La Cassazione conferma la condanna a carico di una delle parti in lite, nei confronti del vigile urbano intervenuto per calmare la discussione

di Marina Crisafi - Se tra moglie e marito è meglio non mettere il dito, lo stesso vale tra i due litiganti, altrimenti si rischia di uscirne col torto. È quanto è capitato a un vigile urbano che intervenuto per sedare una lite tra due vicini di casa, originata dal cane di uno dei due, limitandosi a consigliare al padrone di tenere legato l'animale, nel rispetto del regolamento comunale, si è visto mandare letteralmente "a quel paese".

La reazione spropositata però non passa impunita e l'uomo viene condannato per ingiuria dai giudici di merito.

Il padrone non ci sta e insiste sull'arbitraria intromissione da parte del poliziotto nella discussione, "senza chiedere scusa per l'intrusione" e alla presenza di tutti, ponendo in essere una vera e propria "provocazione".

Ma per la Cassazione (sentenza n. 45668/2015 depositata ieri, qui sotto allegata), la tesi della difesa non regge.

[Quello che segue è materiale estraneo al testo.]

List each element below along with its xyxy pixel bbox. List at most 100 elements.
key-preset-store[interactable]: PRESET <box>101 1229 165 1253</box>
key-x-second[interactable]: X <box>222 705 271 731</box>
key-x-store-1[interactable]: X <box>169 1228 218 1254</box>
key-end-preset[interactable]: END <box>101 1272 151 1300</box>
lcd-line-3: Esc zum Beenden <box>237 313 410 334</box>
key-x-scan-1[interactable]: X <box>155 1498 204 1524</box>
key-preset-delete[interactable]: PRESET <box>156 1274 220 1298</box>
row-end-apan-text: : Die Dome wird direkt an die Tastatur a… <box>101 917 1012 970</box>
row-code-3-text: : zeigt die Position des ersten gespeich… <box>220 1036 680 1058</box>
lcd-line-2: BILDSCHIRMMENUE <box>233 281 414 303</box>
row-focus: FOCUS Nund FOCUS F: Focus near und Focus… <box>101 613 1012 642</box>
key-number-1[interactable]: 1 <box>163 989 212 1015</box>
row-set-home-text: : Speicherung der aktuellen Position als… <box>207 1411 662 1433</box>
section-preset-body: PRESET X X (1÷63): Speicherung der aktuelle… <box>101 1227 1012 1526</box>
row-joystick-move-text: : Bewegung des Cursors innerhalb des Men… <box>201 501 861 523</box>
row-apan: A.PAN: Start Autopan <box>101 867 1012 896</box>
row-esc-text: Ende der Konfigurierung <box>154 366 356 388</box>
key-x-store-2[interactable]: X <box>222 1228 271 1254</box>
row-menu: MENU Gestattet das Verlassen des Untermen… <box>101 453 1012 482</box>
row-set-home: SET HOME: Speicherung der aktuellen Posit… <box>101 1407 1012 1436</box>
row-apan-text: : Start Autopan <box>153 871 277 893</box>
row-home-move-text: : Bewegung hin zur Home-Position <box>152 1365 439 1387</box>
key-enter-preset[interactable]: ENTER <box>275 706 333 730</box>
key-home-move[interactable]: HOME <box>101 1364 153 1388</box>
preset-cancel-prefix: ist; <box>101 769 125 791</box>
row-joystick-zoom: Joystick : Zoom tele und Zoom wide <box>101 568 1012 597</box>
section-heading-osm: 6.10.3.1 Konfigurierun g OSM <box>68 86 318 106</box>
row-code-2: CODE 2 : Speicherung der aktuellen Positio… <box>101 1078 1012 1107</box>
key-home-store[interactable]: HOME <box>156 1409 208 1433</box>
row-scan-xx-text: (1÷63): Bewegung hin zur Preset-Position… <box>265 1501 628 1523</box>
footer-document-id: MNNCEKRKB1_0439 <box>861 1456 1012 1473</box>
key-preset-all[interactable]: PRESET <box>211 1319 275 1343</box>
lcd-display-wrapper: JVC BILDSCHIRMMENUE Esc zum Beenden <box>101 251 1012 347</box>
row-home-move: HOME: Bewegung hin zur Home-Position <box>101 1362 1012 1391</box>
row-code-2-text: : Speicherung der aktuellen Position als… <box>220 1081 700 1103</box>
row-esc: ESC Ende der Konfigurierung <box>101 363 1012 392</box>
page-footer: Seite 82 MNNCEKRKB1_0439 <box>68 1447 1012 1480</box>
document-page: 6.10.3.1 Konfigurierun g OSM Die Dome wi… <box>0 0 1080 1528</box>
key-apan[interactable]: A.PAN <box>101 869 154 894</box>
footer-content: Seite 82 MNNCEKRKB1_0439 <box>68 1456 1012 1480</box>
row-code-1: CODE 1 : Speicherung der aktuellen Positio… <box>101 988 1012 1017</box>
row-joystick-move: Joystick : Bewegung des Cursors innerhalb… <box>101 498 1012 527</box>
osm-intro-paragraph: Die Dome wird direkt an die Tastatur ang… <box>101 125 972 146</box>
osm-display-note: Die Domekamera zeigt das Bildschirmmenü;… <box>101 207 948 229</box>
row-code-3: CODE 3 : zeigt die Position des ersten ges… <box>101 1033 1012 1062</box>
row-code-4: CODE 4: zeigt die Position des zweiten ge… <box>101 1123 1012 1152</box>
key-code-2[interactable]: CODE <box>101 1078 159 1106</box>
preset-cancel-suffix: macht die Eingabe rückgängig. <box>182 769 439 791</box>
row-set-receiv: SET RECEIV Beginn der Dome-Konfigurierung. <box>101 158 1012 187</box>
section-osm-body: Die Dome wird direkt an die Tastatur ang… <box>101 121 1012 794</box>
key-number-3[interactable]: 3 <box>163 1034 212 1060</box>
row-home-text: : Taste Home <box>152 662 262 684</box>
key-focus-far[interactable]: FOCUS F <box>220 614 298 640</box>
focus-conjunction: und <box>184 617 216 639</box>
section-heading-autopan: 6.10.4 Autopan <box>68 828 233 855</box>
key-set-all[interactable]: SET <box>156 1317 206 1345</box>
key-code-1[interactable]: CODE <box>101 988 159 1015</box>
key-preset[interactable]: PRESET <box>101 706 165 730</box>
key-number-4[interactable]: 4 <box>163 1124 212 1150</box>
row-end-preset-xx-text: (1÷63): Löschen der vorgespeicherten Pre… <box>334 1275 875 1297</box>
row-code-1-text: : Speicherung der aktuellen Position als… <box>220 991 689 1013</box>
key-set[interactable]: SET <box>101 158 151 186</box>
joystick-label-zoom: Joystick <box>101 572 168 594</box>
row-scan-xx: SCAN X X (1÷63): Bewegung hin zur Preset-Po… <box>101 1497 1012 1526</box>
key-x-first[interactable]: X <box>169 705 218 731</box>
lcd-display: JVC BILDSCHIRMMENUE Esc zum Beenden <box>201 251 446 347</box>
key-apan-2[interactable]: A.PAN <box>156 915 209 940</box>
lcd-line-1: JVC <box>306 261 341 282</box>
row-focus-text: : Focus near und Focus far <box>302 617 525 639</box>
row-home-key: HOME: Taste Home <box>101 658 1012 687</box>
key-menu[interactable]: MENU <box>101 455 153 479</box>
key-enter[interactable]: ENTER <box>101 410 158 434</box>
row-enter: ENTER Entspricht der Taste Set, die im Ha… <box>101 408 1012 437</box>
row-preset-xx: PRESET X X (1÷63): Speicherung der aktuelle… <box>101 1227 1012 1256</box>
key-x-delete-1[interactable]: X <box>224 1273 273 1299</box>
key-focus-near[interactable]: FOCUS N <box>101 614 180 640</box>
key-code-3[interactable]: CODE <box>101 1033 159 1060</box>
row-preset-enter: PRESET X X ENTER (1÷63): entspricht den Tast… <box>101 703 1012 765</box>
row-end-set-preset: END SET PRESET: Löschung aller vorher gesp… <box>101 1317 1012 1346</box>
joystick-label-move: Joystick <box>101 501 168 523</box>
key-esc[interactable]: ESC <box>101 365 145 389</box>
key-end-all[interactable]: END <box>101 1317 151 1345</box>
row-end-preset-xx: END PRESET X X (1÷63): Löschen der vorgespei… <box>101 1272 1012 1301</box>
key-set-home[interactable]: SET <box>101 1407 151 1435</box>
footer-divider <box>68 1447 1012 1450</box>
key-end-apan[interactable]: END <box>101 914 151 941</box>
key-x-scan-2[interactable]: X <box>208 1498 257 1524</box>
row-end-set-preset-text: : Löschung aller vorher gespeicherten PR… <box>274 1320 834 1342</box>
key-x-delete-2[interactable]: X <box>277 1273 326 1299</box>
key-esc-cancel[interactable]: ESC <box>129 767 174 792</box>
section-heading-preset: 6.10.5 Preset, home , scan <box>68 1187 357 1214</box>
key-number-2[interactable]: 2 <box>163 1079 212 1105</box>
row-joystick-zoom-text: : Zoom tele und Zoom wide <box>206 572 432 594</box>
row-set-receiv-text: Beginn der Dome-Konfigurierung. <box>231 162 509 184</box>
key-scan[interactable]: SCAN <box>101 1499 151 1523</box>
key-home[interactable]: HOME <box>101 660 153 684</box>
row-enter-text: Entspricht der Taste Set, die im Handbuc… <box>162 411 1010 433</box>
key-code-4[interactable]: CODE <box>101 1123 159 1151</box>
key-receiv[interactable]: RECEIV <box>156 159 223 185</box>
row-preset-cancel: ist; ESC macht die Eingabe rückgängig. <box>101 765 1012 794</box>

È vero, infatti, hanno affermato gli Ermellini che in tema di provocazione, "rilevano anche comportamenti tenuti dalla persona offesa, che siano lesivi di regole comunemente accettate nella civile convivenza". Tale situazione non ricorre, però, hanno proseguito, nel caso di specie, giacchè il funzionario di polizia locale, "una volta ravvisata la violazione di regolamenti comunali, aveva l'obbligo di procedere alla contestazione, senza chiedere, prima, il ‘permesso' per farlo, né scusandosi per l'intrusione nella conversazione altrui, né chiamando in disparte il trasgressore". E dunque il "fair play" invocato dal ricorrente, se può avere un fondamento nei rapporti tra i privati, non vale di fronte all'esercizio di poteri autoritativi che sia pur "esercitati con una certa perentorietà", non sono arbitrari, ma costituiscono l'adempimento di un dovere.

Sicuramente, invece, "al di sopra delle righe", è stata la reazione dell'uomo, le cui parole "vaffan…" e "non rompere i co…" rivolte al vigile urbano, sono sufficienti ad integrare il reato di ingiuria.